The infomercial experience looks something like this:

You open a magazine and notice this interesting one-page article with a compelling headline. Yes, you notice the word “Advertising” in lowercase.

print at the top, but because it looks a lot like an article (even matching the layout format of the magazine), you start reading. And what you read informs and intrigues you. You’ll see a mild call to action, phone number, and email at the end, so moved by the editorial content and factual writing, you decide to check the product further.

Target another qualified prospect.

Infomercials combine cleverly biased editorial content with one or two direct response devices to create a very powerful hybrid marketing tool. They are designed to blend in with the background of a magazine and sound almost as editorial as the articles they contain, which tends to keep the infomercials wonderfully camouflaged.

Does that mean that this type of hidden advertising crosses the line of “sneaky marketing”? Yes and no. Yes, to the extent that infomercials go to great lengths, perhaps too much, to look like articles.

But no, to the extent that they are, in fact, very “article-like”.

In other words, decent infomercials offer a respectable share of well-written and useful content, theoretically in keeping with the philosophy of the magazines in which they appear. Readers should leave feeling almost as informed as when they have read an actual article.

Yet despite all their editorial power, infomercials exist for sales and occasionally for public relations purposes. With that said, here’s why infomercials are actually stronger Sales tools than articles or ads alone.

Five killer advertising advantages

o First, you can put an infomercial anywhere you can put an ad. Not so with articles where you would, of course, need a hard-to-get editorial approval (and sometimes that’s a impossible to get approval).
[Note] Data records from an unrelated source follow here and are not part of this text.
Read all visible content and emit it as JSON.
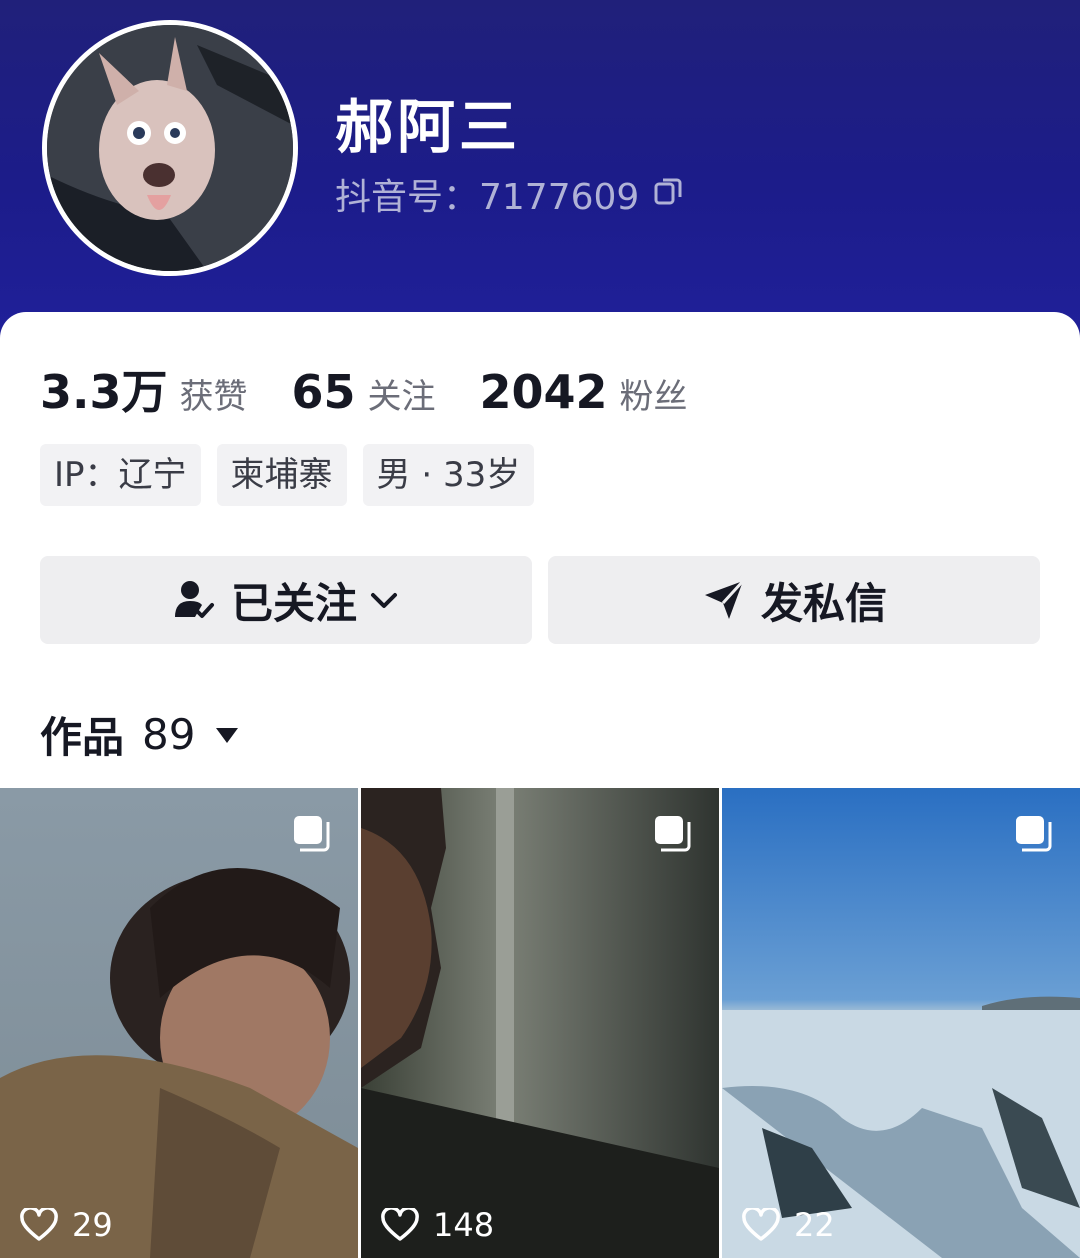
{
  "profile": {
    "name": "郝阿三",
    "douyin_id": "抖音号：7177609"
  },
  "stats": [
    {
      "value": "3.3万",
      "label": "获赞"
    },
    {
      "value": "65",
      "label": "关注"
    },
    {
      "value": "2042",
      "label": "粉丝"
    }
  ],
  "tags": [
    "IP：辽宁",
    "柬埔寨",
    "男 · 33岁"
  ],
  "actions": {
    "follow_label": "已关注",
    "message_label": "发私信"
  },
  "works": {
    "label": "作品",
    "count": "89"
  },
  "videos": [
    {
      "likes": "29",
      "icon": "multi-image-icon"
    },
    {
      "likes": "148",
      "icon": "multi-image-icon"
    },
    {
      "likes": "22",
      "icon": "multi-image-icon"
    }
  ],
  "colors": {
    "header_bg": "#1c1c8a",
    "primary_text": "#161823",
    "secondary_text": "#6b6d78",
    "button_bg": "#eeeef0"
  }
}
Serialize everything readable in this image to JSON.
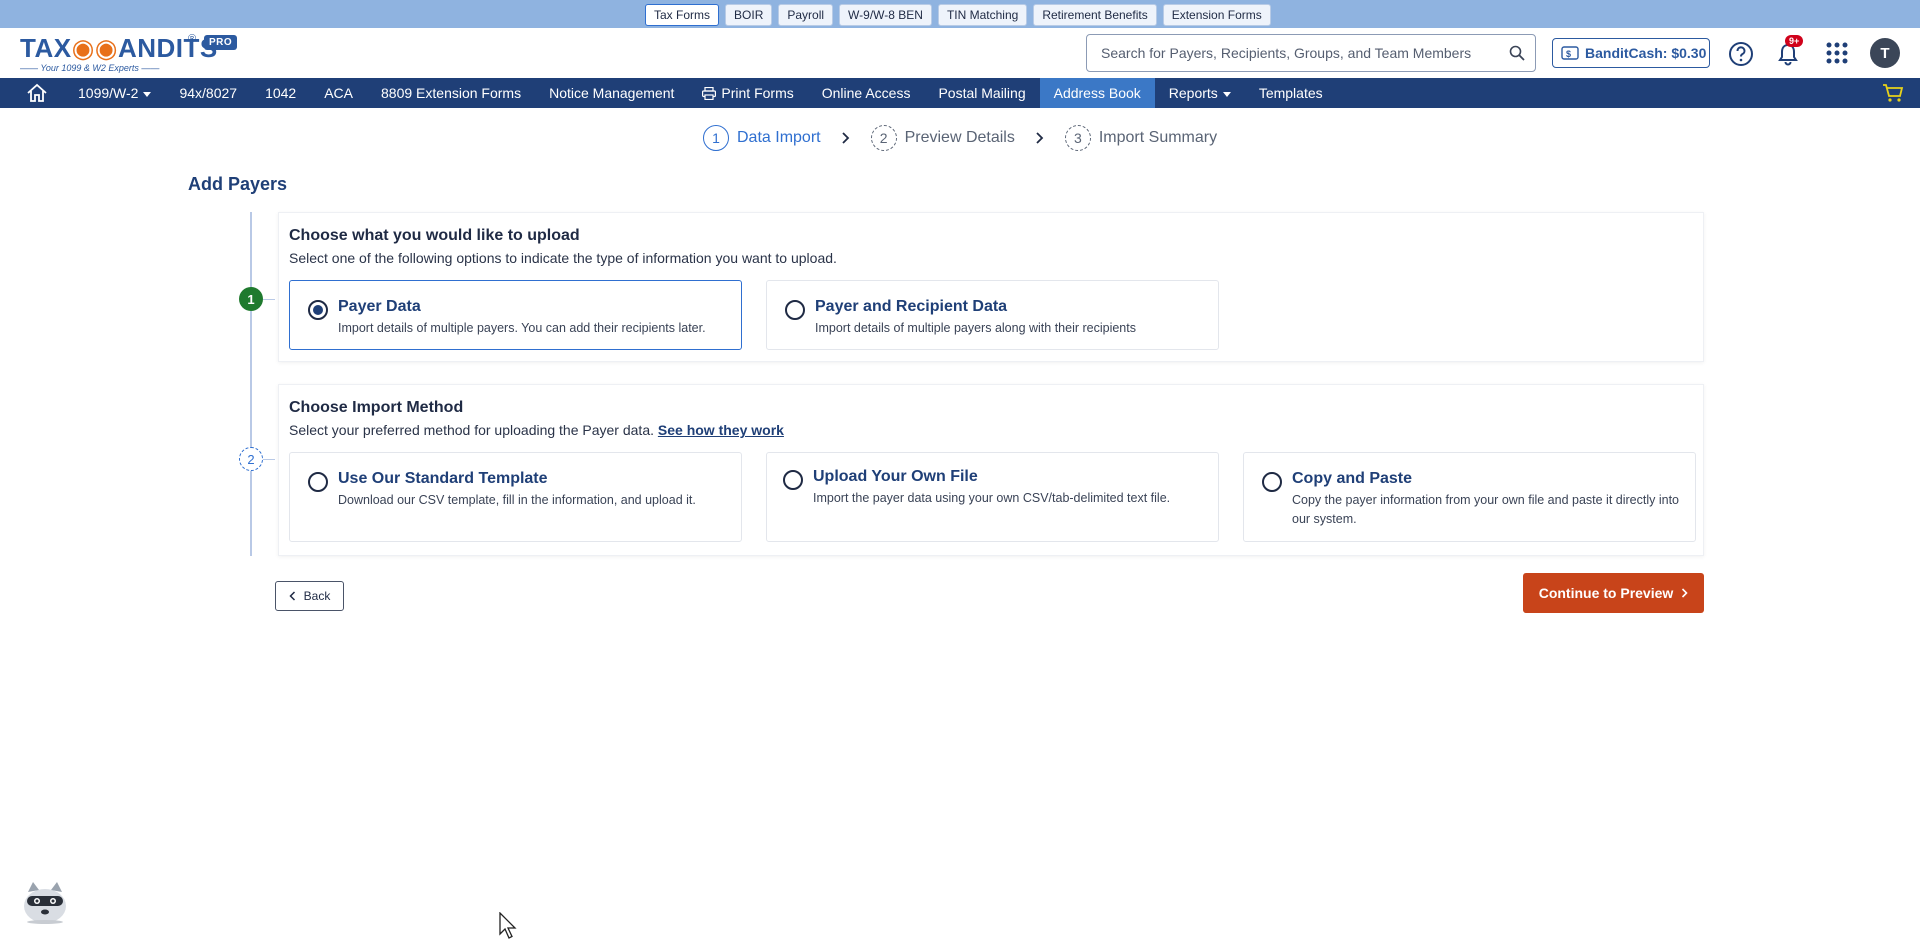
{
  "product_tabs": [
    "Tax Forms",
    "BOIR",
    "Payroll",
    "W-9/W-8 BEN",
    "TIN Matching",
    "Retirement Benefits",
    "Extension Forms"
  ],
  "logo": {
    "text_left": "TAX",
    "text_right": "ANDITS",
    "registered": "®",
    "pro": "PRO",
    "tagline": "—— Your 1099 & W2 Experts ——"
  },
  "search": {
    "placeholder": "Search for Payers, Recipients, Groups, and Team Members",
    "value": ""
  },
  "banditcash": {
    "label": "BanditCash: $0.30"
  },
  "notifications": {
    "badge": "9+"
  },
  "user": {
    "initial": "T"
  },
  "nav": {
    "items": [
      "1099/W-2",
      "94x/8027",
      "1042",
      "ACA",
      "8809 Extension Forms",
      "Notice Management",
      "Print Forms",
      "Online Access",
      "Postal Mailing",
      "Address Book",
      "Reports",
      "Templates"
    ],
    "active": "Address Book"
  },
  "stepper": {
    "steps": [
      {
        "num": "1",
        "label": "Data Import"
      },
      {
        "num": "2",
        "label": "Preview Details"
      },
      {
        "num": "3",
        "label": "Import Summary"
      }
    ]
  },
  "page": {
    "title": "Add Payers"
  },
  "section1": {
    "num": "1",
    "title": "Choose what you would like to upload",
    "desc": "Select one of the following options to indicate the type of information you want to upload.",
    "options": [
      {
        "title": "Payer Data",
        "desc": "Import details of multiple payers. You can add their recipients later.",
        "checked": true
      },
      {
        "title": "Payer and Recipient Data",
        "desc": "Import details of multiple payers along with their recipients",
        "checked": false
      }
    ]
  },
  "section2": {
    "num": "2",
    "title": "Choose Import Method",
    "desc": "Select your preferred method for uploading the Payer data.",
    "link": "See how they work",
    "options": [
      {
        "title": "Use Our Standard Template",
        "desc": "Download our CSV template, fill in the information, and upload it.",
        "checked": false
      },
      {
        "title": "Upload Your Own File",
        "desc": "Import the payer data using your own CSV/tab-delimited text file.",
        "checked": false
      },
      {
        "title": "Copy and Paste",
        "desc": "Copy the payer information from your own file and paste it directly into our system.",
        "checked": false
      }
    ]
  },
  "buttons": {
    "back": "Back",
    "continue": "Continue to Preview"
  },
  "colors": {
    "brand": "#1f3f77",
    "accent": "#2f6fd0",
    "cta": "#c8441a",
    "success": "#1f7a2e"
  }
}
And even if you could get that go-ahead, articles get edited and traded all the time. Fortunately, you can put an unedited infomercial in any magazine you want whenever you want … and that’s like placing a Article in any magazine you want whenever you want.

o Next, and as mentioned, infomercials have a lot of the credibility of genuine articles; readers can’t always tell them apart from the real thing (and some magazines forget to put that little “Advertising” tag on top of them). But even when readers recognize an infomercial, they still respond differently to that format than to advertisements. After all, we are creatures of conditioning, and when it comes to magazines, we are conditioned to respond to what looks like an advertisement in one way and what looks like an article in another way. Readers simply give infomercials looking for articles more credibility than mere advertisements.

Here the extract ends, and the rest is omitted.